Ignoring for the moment that the Times had dragged their feet for decades in coming to the very same conclusions that Mr. Olmert did, it was gratifying to see that the editors and the P. M. were finally on the same geopolitical page in recognizing the following:
- that an Israeli peace with the Palestinians requires the full withdrawal of Israeli forces and settlements from all of the West Bank, including East Jerusalem,
- that the return of the Golan Heights must be on the table as part of peace negotiations with Syria,
- and that it would be a foolhardy adventure - megalomania, according to Olmert - for Israeli to undertake unilateral military action to thwart Iran's development of nuclear weapons.
One international figure, it turns out, has been championing just this position for years, and, in spite of winning a Nobel Peace Prize, has met with much disdain from the American public and not infrequent accusations of antisemitism from the American Jewish community. That man, of course, is former president, Jimmy Carter.
In his 2006 book, "Peace Not Apartheid" Carter reviews the history of the Arab-Israeli conflict focusing his attention specifically on the aftermath of the 1967 Six-Day War. He and, interestingly enough, the Labor leadership of Israel at the time of the hostilities, concluded that the occupation of Palestinian lands would inevitably interfere with Israel's aspirations to remain a Jewish state, one living at peace with its neighbors within secure borders. Carter's stance was a principled one, rooted in the system of international law that had come to maturity with the establishment of the United Nations following the devastation of the Second World War. His stance was also both a practical and a personally compassionate one, as well.
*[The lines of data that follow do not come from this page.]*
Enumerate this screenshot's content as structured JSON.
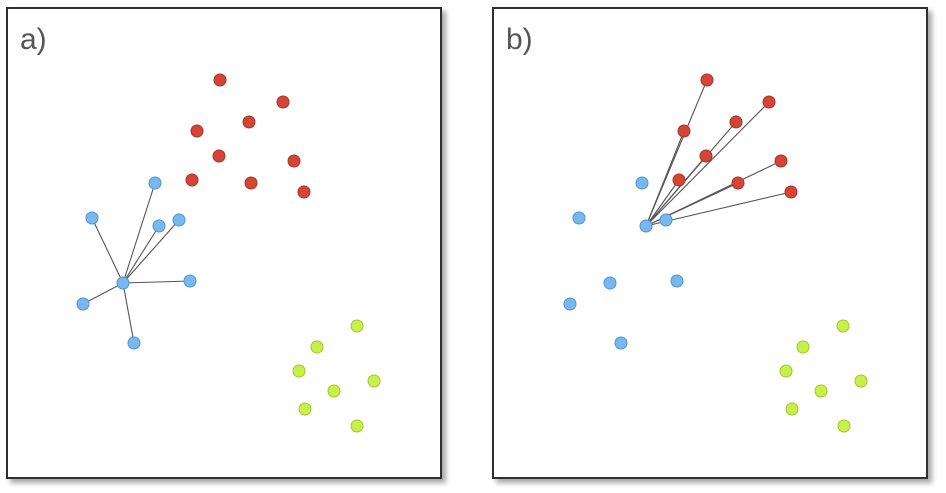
{
  "figure": {
    "panels": [
      {
        "id": "a",
        "label": "a)",
        "center_index": 4,
        "links_from_center": "blue",
        "clusters": {
          "red": [
            [
              212,
              71
            ],
            [
              275,
              93
            ],
            [
              241,
              113
            ],
            [
              189,
              122
            ],
            [
              211,
              147
            ],
            [
              286,
              152
            ],
            [
              184,
              171
            ],
            [
              243,
              174
            ],
            [
              296,
              183
            ]
          ],
          "blue": [
            [
              147,
              174
            ],
            [
              84,
              209
            ],
            [
              171,
              211
            ],
            [
              151,
              217
            ],
            [
              115,
              274
            ],
            [
              182,
              272
            ],
            [
              75,
              295
            ],
            [
              126,
              334
            ]
          ],
          "green": [
            [
              349,
              317
            ],
            [
              309,
              338
            ],
            [
              291,
              362
            ],
            [
              366,
              372
            ],
            [
              326,
              382
            ],
            [
              297,
              400
            ],
            [
              349,
              417
            ]
          ]
        }
      },
      {
        "id": "b",
        "label": "b)",
        "center_index": 2,
        "links_from_center": "red",
        "clusters": {
          "red": [
            [
              213,
              71
            ],
            [
              275,
              93
            ],
            [
              242,
              113
            ],
            [
              190,
              122
            ],
            [
              212,
              147
            ],
            [
              287,
              152
            ],
            [
              185,
              171
            ],
            [
              244,
              174
            ],
            [
              297,
              183
            ]
          ],
          "blue": [
            [
              148,
              174
            ],
            [
              85,
              209
            ],
            [
              152,
              217
            ],
            [
              172,
              211
            ],
            [
              116,
              274
            ],
            [
              183,
              272
            ],
            [
              76,
              295
            ],
            [
              127,
              334
            ]
          ],
          "green": [
            [
              349,
              317
            ],
            [
              309,
              338
            ],
            [
              292,
              362
            ],
            [
              367,
              372
            ],
            [
              327,
              382
            ],
            [
              298,
              400
            ],
            [
              350,
              417
            ]
          ]
        }
      }
    ],
    "colors": {
      "red": "#d44536",
      "red_stroke": "#a8332a",
      "blue": "#78b8ee",
      "blue_stroke": "#4f95d4",
      "green": "#c8ef4a",
      "green_stroke": "#9fc72f",
      "link": "#555555"
    }
  }
}
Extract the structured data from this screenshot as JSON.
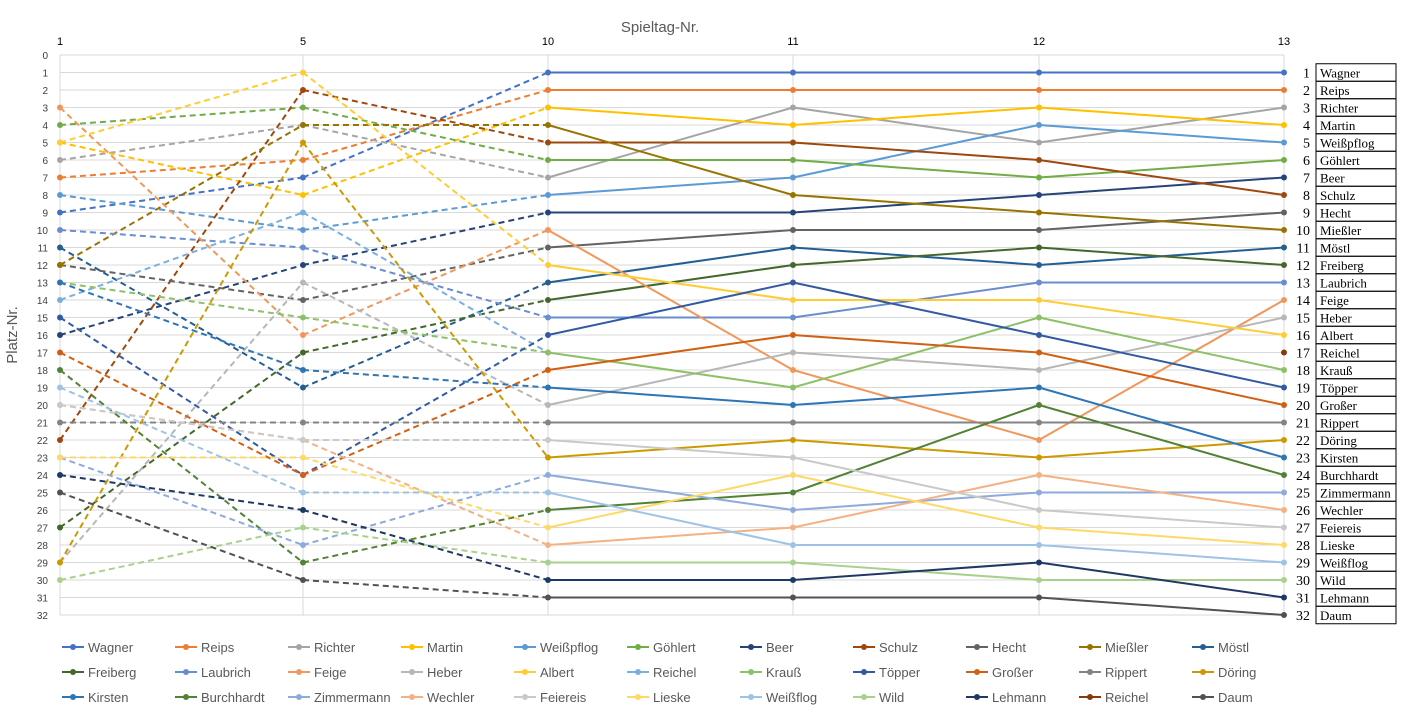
{
  "chart_data": {
    "type": "line",
    "title": "Spieltag-Nr.",
    "xlabel": "Spieltag-Nr.",
    "ylabel": "Platz-Nr.",
    "x": [
      1,
      5,
      10,
      11,
      12,
      13
    ],
    "x_tick_labels": [
      "1",
      "5",
      "10",
      "11",
      "12",
      "13"
    ],
    "ylim": [
      0,
      32
    ],
    "y_inverted": true,
    "y_ticks": [
      0,
      1,
      2,
      3,
      4,
      5,
      6,
      7,
      8,
      9,
      10,
      11,
      12,
      13,
      14,
      15,
      16,
      17,
      18,
      19,
      20,
      21,
      22,
      23,
      24,
      25,
      26,
      27,
      28,
      29,
      30,
      31,
      32
    ],
    "grid": true,
    "dashed_segments_until_x": 10,
    "legend_position": "bottom",
    "series": [
      {
        "name": "Wagner",
        "color": "#4472C4",
        "values": [
          9,
          7,
          1,
          1,
          1,
          1
        ]
      },
      {
        "name": "Reips",
        "color": "#ED7D31",
        "values": [
          7,
          6,
          2,
          2,
          2,
          2
        ]
      },
      {
        "name": "Richter",
        "color": "#A5A5A5",
        "values": [
          6,
          4,
          7,
          3,
          5,
          3
        ]
      },
      {
        "name": "Martin",
        "color": "#FFC000",
        "values": [
          5,
          8,
          3,
          4,
          3,
          4
        ]
      },
      {
        "name": "Weißpflog",
        "color": "#5B9BD5",
        "values": [
          8,
          10,
          8,
          7,
          4,
          5
        ]
      },
      {
        "name": "Göhlert",
        "color": "#70AD47",
        "values": [
          4,
          3,
          6,
          6,
          7,
          6
        ]
      },
      {
        "name": "Beer",
        "color": "#264478",
        "values": [
          16,
          12,
          9,
          9,
          8,
          7
        ]
      },
      {
        "name": "Schulz",
        "color": "#9E480E",
        "values": [
          22,
          2,
          5,
          5,
          6,
          8
        ]
      },
      {
        "name": "Hecht",
        "color": "#636363",
        "values": [
          12,
          14,
          11,
          10,
          10,
          9
        ]
      },
      {
        "name": "Mießler",
        "color": "#997300",
        "values": [
          12,
          4,
          4,
          8,
          9,
          10
        ]
      },
      {
        "name": "Möstl",
        "color": "#255E91",
        "values": [
          11,
          19,
          13,
          11,
          12,
          11
        ]
      },
      {
        "name": "Freiberg",
        "color": "#43682B",
        "values": [
          27,
          17,
          14,
          12,
          11,
          12
        ]
      },
      {
        "name": "Laubrich",
        "color": "#698ED0",
        "values": [
          10,
          11,
          15,
          15,
          13,
          13
        ]
      },
      {
        "name": "Feige",
        "color": "#F1975A",
        "values": [
          3,
          16,
          10,
          18,
          22,
          14
        ]
      },
      {
        "name": "Heber",
        "color": "#B7B7B7",
        "values": [
          29,
          13,
          20,
          17,
          18,
          15
        ]
      },
      {
        "name": "Albert",
        "color": "#FFCD33",
        "values": [
          5,
          1,
          12,
          14,
          14,
          16
        ]
      },
      {
        "name": "Reichel",
        "color": "#7CAFDD",
        "values": [
          14,
          9,
          17,
          null,
          null,
          null
        ]
      },
      {
        "name": "Krauß",
        "color": "#8CC168",
        "values": [
          13,
          15,
          17,
          19,
          15,
          18
        ]
      },
      {
        "name": "Töpper",
        "color": "#335AA1",
        "values": [
          15,
          24,
          16,
          13,
          16,
          19
        ]
      },
      {
        "name": "Großer",
        "color": "#D26012",
        "values": [
          17,
          24,
          18,
          16,
          17,
          20
        ]
      },
      {
        "name": "Rippert",
        "color": "#848484",
        "values": [
          21,
          21,
          21,
          21,
          21,
          21
        ]
      },
      {
        "name": "Döring",
        "color": "#CC9A00",
        "values": [
          29,
          5,
          23,
          22,
          23,
          22
        ]
      },
      {
        "name": "Kirsten",
        "color": "#2E75B6",
        "values": [
          13,
          18,
          19,
          20,
          19,
          23
        ]
      },
      {
        "name": "Burchhardt",
        "color": "#548235",
        "values": [
          18,
          29,
          26,
          25,
          20,
          24
        ]
      },
      {
        "name": "Zimmermann",
        "color": "#8FAADC",
        "values": [
          23,
          28,
          24,
          26,
          25,
          25
        ]
      },
      {
        "name": "Wechler",
        "color": "#F4B183",
        "values": [
          20,
          22,
          28,
          27,
          24,
          26
        ]
      },
      {
        "name": "Feiereis",
        "color": "#C9C9C9",
        "values": [
          20,
          22,
          22,
          23,
          26,
          27
        ]
      },
      {
        "name": "Lieske",
        "color": "#FFD966",
        "values": [
          23,
          23,
          27,
          24,
          27,
          28
        ]
      },
      {
        "name": "Weißflog",
        "color": "#9DC3E6",
        "values": [
          19,
          25,
          25,
          28,
          28,
          29
        ]
      },
      {
        "name": "Wild",
        "color": "#A9D18E",
        "values": [
          30,
          27,
          29,
          29,
          30,
          30
        ]
      },
      {
        "name": "Lehmann",
        "color": "#1F3864",
        "values": [
          24,
          26,
          30,
          30,
          29,
          31
        ]
      },
      {
        "name": "Reichel",
        "color": "#843C0C",
        "values": [
          null,
          null,
          null,
          null,
          null,
          17
        ]
      },
      {
        "name": "Daum",
        "color": "#525252",
        "values": [
          25,
          30,
          31,
          31,
          31,
          32
        ]
      }
    ]
  },
  "final_table": {
    "rows": [
      {
        "rank": "1",
        "name": "Wagner"
      },
      {
        "rank": "2",
        "name": "Reips"
      },
      {
        "rank": "3",
        "name": "Richter"
      },
      {
        "rank": "4",
        "name": "Martin"
      },
      {
        "rank": "5",
        "name": "Weißpflog"
      },
      {
        "rank": "6",
        "name": "Göhlert"
      },
      {
        "rank": "7",
        "name": "Beer"
      },
      {
        "rank": "8",
        "name": "Schulz"
      },
      {
        "rank": "9",
        "name": "Hecht"
      },
      {
        "rank": "10",
        "name": "Mießler"
      },
      {
        "rank": "11",
        "name": "Möstl"
      },
      {
        "rank": "12",
        "name": "Freiberg"
      },
      {
        "rank": "13",
        "name": "Laubrich"
      },
      {
        "rank": "14",
        "name": "Feige"
      },
      {
        "rank": "15",
        "name": "Heber"
      },
      {
        "rank": "16",
        "name": "Albert"
      },
      {
        "rank": "17",
        "name": "Reichel"
      },
      {
        "rank": "18",
        "name": "Krauß"
      },
      {
        "rank": "19",
        "name": "Töpper"
      },
      {
        "rank": "20",
        "name": "Großer"
      },
      {
        "rank": "21",
        "name": "Rippert"
      },
      {
        "rank": "22",
        "name": "Döring"
      },
      {
        "rank": "23",
        "name": "Kirsten"
      },
      {
        "rank": "24",
        "name": "Burchhardt"
      },
      {
        "rank": "25",
        "name": "Zimmermann"
      },
      {
        "rank": "26",
        "name": "Wechler"
      },
      {
        "rank": "27",
        "name": "Feiereis"
      },
      {
        "rank": "28",
        "name": "Lieske"
      },
      {
        "rank": "29",
        "name": "Weißflog"
      },
      {
        "rank": "30",
        "name": "Wild"
      },
      {
        "rank": "31",
        "name": "Lehmann"
      },
      {
        "rank": "32",
        "name": "Daum"
      }
    ]
  }
}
Sadly, the influx of North African Jews and refugees from the Soviet Union, helped transform the Israeli political landscape in the 1970s and brought to power a right-wing government that harbored ambitions for a "Greater Israel", a notion derived from Biblically-based claims that were never part of the secular, internationalist vision of the Labor Party founders of the Israeli state. Thus work was frustrated on further exchanges of land-for-peace, like the one between Egypt and Israel, which Carter had helped to secure with the Camp David accords and which he saw as model for similar agreements between Israel and other parties to the conflict.
Well, at long last, it appears that Carter's even-handed approach to resolving disputes in the region, often characterized unfairly as "pro-Palestinian" and irrationally as "antisemitic" by those who brook no criticism of Israeli policies, is finally being widely adopted. (Oddly enough, Carter's fringe point-of-view - fringe relative to that of his fellow Americans, that is - has long been considered centrist in western European political circles and well within the bounds of reasonable discourse within Israel itself.)
Carter has, to say the least, suffered the slings and arrows which come with staking out a principled position and defending it over a long period of time, in the face of withering and unwarranted personal attacks. He must be gratified finally to see an Israeli prime minister, even a departing one, affirming his own long-held prescription for an Israeli-Palestinian peace.
I, for one, I am grateful that Carter has stuck to his guns and has never stopped reminding us, as he did while he was president, that solutions to conflict must always be founded on a respect for human rights and that the rule of international law must everywhere be fostered and observed.
Given all that hangs in the balance in the Middle East and given the havoc wrought by an American administration which sees respect for human rights as discretionary and which regards international law often as no more than an impediment to their freedom to act unilaterally, it is now more important than ever to be reminded of Jimmy Carter's not-at-all belated truths.